Él no la soltó y la miró a los ojos.

– Supongo que no te molestaste en pedir al equipo médico que te echara un vistazo.

– ¿Esos carniceros? -Sonrió-. Estoy bien, sólo un poco dolorida. Puedo hacerme un tratamiento mañana.

– Tendrás suerte si mañana puedes andar. Vamos.

– Roarke… -Pero Eve se interrumpió con una mueca de dolor y cojeó, y él la sentó en la bañera.

– Siéntate. Estáte quieta.

– No hay tiempo para esto. -Se sentó y puso los ojos en blanco-. Voy a tardar un par de horas en quitarme de encima la peste y el hollín. Cielos, cómo huelen esos explosivos. -Se olió los hombros e hizo una mueca de disgusto-. Azufre. -Luego miró a Roarke-. ¿Qué es eso?

Él se acercaba con una gruesa compresa impregnada de algo rosa.

– Lo mejor que podemos hacer en estos momentos. Deja de moverte. -Le colocó la compresa en la rodilla herida sin hacer caso de sus maldiciones.

– Escuece. Por Dios, ¿te has vuelto loco?

– Empiezo a creerlo. -Con la mano libre, Roarke le sujetó la barbilla y examinó su rostro ennegrecido-. A riesgo de repetirme te diré que estás hecha un asco. Sosténte esta compresa en la rodilla. -Le apretó ligeramente la barbilla y añadió-: Hablo en serio.

– Está bien, está bien. -Eve resopló y lo hizo mientras él regresaba al armario botiquín. El escozor cada vez era menos fuerte y no quería admitir que el intenso dolor de la rodilla estaba cediendo-. ¿Qué es esta bazofia?

– Una mezcla de esto y aquello. Aliviará la hinchazón y anestesiará la herida por unas horas. -Regresó con un pequeño tubo de líquido-. Bébete esto.

– Eh, drogas no.

Él le puso una mano en el hombro.

– Eve, si no estás dolorida en estos momentos es por la adrenalina. Va a dolerte, y mucho, en muy poco tiempo. Sé lo que es estar magullado por todas partes. Ahora bebe esto.
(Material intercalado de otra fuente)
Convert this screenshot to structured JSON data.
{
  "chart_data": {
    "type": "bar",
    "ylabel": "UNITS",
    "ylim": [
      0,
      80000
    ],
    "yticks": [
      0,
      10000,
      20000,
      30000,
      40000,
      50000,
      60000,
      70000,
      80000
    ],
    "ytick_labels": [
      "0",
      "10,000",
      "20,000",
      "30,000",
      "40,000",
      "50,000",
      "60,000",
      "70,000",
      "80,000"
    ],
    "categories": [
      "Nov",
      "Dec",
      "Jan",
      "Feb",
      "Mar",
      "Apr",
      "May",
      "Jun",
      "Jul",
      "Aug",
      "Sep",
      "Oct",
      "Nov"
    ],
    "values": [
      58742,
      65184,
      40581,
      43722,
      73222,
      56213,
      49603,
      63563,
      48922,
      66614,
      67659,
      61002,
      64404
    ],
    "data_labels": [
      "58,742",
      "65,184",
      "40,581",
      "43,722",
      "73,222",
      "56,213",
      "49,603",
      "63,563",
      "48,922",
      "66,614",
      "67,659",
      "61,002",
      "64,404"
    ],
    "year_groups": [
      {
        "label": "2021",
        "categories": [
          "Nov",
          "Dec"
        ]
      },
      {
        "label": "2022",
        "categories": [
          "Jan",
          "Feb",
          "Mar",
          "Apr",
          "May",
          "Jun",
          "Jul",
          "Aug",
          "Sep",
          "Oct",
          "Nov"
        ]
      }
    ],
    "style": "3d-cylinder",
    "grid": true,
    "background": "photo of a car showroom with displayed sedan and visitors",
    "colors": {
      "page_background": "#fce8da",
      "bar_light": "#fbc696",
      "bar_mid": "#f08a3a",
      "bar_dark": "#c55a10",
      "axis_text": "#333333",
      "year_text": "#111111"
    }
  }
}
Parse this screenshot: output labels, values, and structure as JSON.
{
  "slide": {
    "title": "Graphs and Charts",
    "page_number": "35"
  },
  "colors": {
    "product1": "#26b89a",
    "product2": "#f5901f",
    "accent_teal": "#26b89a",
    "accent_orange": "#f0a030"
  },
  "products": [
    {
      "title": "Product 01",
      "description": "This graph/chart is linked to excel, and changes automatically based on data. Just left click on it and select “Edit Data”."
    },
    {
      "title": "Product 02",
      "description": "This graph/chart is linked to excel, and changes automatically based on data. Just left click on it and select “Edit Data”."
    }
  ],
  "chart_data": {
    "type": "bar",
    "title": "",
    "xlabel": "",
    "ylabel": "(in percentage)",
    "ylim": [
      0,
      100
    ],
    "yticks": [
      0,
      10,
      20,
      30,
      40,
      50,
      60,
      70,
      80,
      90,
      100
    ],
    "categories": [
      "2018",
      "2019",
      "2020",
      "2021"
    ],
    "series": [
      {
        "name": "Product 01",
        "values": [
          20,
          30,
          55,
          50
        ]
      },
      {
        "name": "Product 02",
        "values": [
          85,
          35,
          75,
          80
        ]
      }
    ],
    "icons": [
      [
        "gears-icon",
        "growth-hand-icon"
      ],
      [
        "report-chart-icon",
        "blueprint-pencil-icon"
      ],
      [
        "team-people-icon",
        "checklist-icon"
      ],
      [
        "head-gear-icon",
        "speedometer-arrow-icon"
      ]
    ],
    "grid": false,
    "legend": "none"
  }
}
– Estaré bien. No quiero… -Se interrumpió cuando él le tapó la nariz, le echó la cabeza hacia atrás y le vertió el líquido por la garganta-. Cabrón… -logró decir, ahogándose y golpeándolo.

– Buena chica. Ahora a la ducha. -Roarke se acercó a la bañera de cristal y ordenó un chorro de media intensidad y a unos treinta grados de temperatura.

– Me vengaré de esto. No sé cómo ni cuándo, pero lo haré. -Eve se metió cojeando en la ducha-. El muy hijo de perra me ha obligado a tomar drogas. Me trata como una maldita imbécil. -Pero gimió de alivio cuando el agua cubrió su magullado cuerpo.

Él sonrió al verla apoyar ambas manos contra la pared y poner la cabeza debajo del chorro.

– Querrás ponerte algo suelto y largo hasta el suelo. Prueba el vestido azul que Leonardo diseñó para ti.

– Oh, vete al infierno. Puedo vestirme sola. ¿Por qué no dejas de mirarme y te vas a dar órdenes a tus subalternos?

– Ahora son nuestros subalternos, querida.

Ella contuvo una risita y dio una palmada en el panel de la ducha para tener acceso al telenexo empotrado.